How do you find the nth term of the sequence 2, 4, 16, 256, ...?

2 Answers
Mar 27, 2017

a_n = 2^(2^(n))

Explanation:

Okay, we have 2, 4, 16, 256, ....?
Find a common difference between each one. They are all divisible by 2. Since they are all divisible by 2, we have 2^1, 2^2, 2^4, 2^8, ...?
Now let's look at the power exponents, 1, 2, 4, 8,...?
It looks like for 1, 2, 4, 8, ...? can work if we have 2^n, starting a 0.
Now we have 2^(2^(n))

Plug in to be sure:
2^(2^(0)) = 2
2^(2^(1)) = 4
2^(2^(3)) = 16
2^(2^(4)) = 256

Mar 29, 2017

It could be a_n = 2^(2^n) or any matching formula.

Explanation:

Given:

2, 4, 16, 256,...

It seems that each element of the sequence is the square of the preceding one, since:

4 = 2^2

16 = 4^2

256 = 16^2

This would result in the formula:

a_n = 2^(2^n)

However, note that we have been told nothing about the nature of this sequence except the first 4 terms. We have not even been told that it is a sequence of numbers.
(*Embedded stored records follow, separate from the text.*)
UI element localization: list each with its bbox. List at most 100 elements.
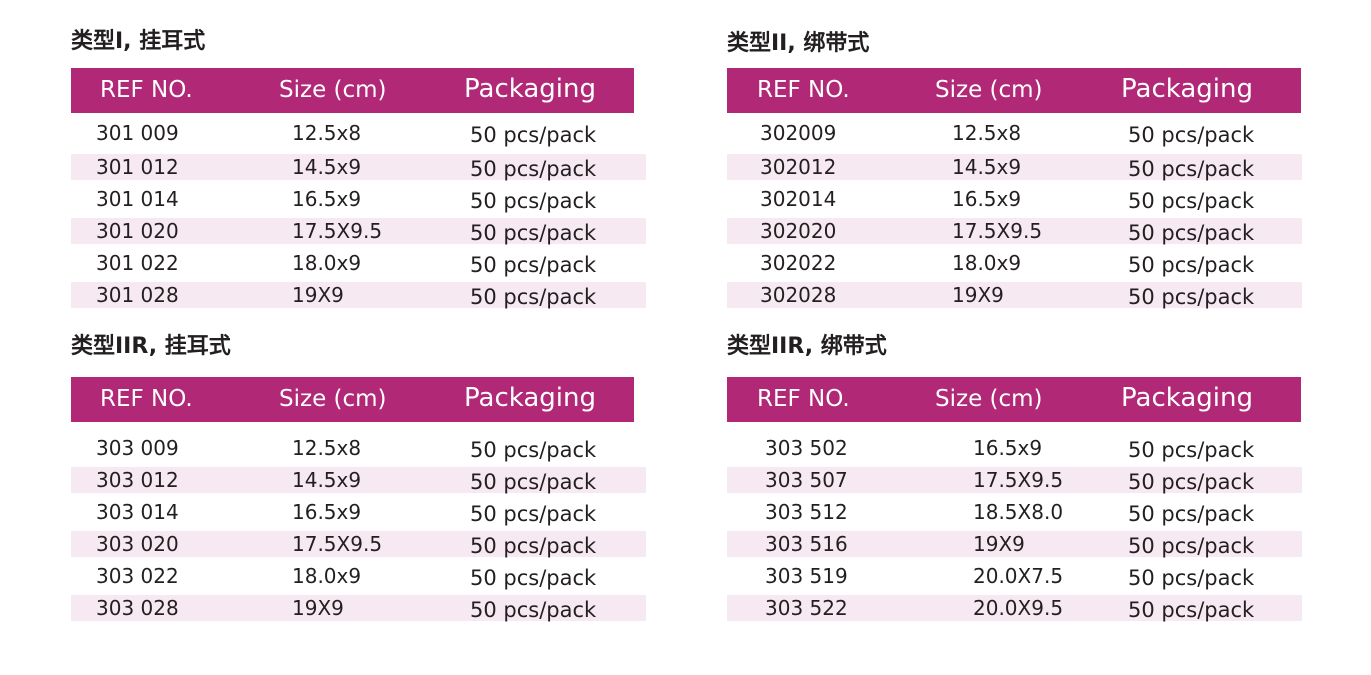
packaging-cell: 50 pcs/pack xyxy=(470,566,597,590)
packaging-cell: 50 pcs/pack xyxy=(1128,123,1255,147)
size-cell: 16.5x9 xyxy=(292,187,362,211)
table-title: 类型I, 挂耳式 xyxy=(71,29,206,54)
table-row: 303 020 17.5X9.5 50 pcs/pack xyxy=(71,531,646,558)
size-cell: 20.0X7.5 xyxy=(973,564,1064,588)
table-row: 303 009 12.5x8 50 pcs/pack xyxy=(71,435,646,462)
size-cell: 18.0x9 xyxy=(952,251,1022,275)
table-row: 302009 12.5x8 50 pcs/pack xyxy=(727,120,1302,147)
packaging-cell: 50 pcs/pack xyxy=(1128,566,1255,590)
ref-cell: 303 012 xyxy=(96,468,179,492)
size-cell: 17.5X9.5 xyxy=(973,468,1064,492)
size-cell: 14.5x9 xyxy=(292,468,362,492)
size-cell: 19X9 xyxy=(292,596,344,620)
ref-cell: 303 009 xyxy=(96,436,179,460)
table-row: 303 012 14.5x9 50 pcs/pack xyxy=(71,467,646,494)
header-packaging: Packaging xyxy=(1121,74,1253,104)
table-row: 303 014 16.5x9 50 pcs/pack xyxy=(71,499,646,526)
table-row: 301 022 18.0x9 50 pcs/pack xyxy=(71,250,646,277)
packaging-cell: 50 pcs/pack xyxy=(1128,470,1255,494)
ref-cell: 303 507 xyxy=(765,468,848,492)
table-row: 303 022 18.0x9 50 pcs/pack xyxy=(71,563,646,590)
size-cell: 19X9 xyxy=(292,283,344,307)
header-size: Size (cm) xyxy=(935,386,1043,412)
size-cell: 17.5X9.5 xyxy=(952,219,1043,243)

For example, it can be matched with a cubic formula:

a_n = 1/3 (109n^3 - 639n^2 + 1160n - 624)

Then it would not follow the squaring pattern, but would continue:

2, 4, 16, 256, 942, 2292, 4524,...

We could choose any following numbers we like and find a formula that matches them.

No infinite sequence is determined purely by its first few terms.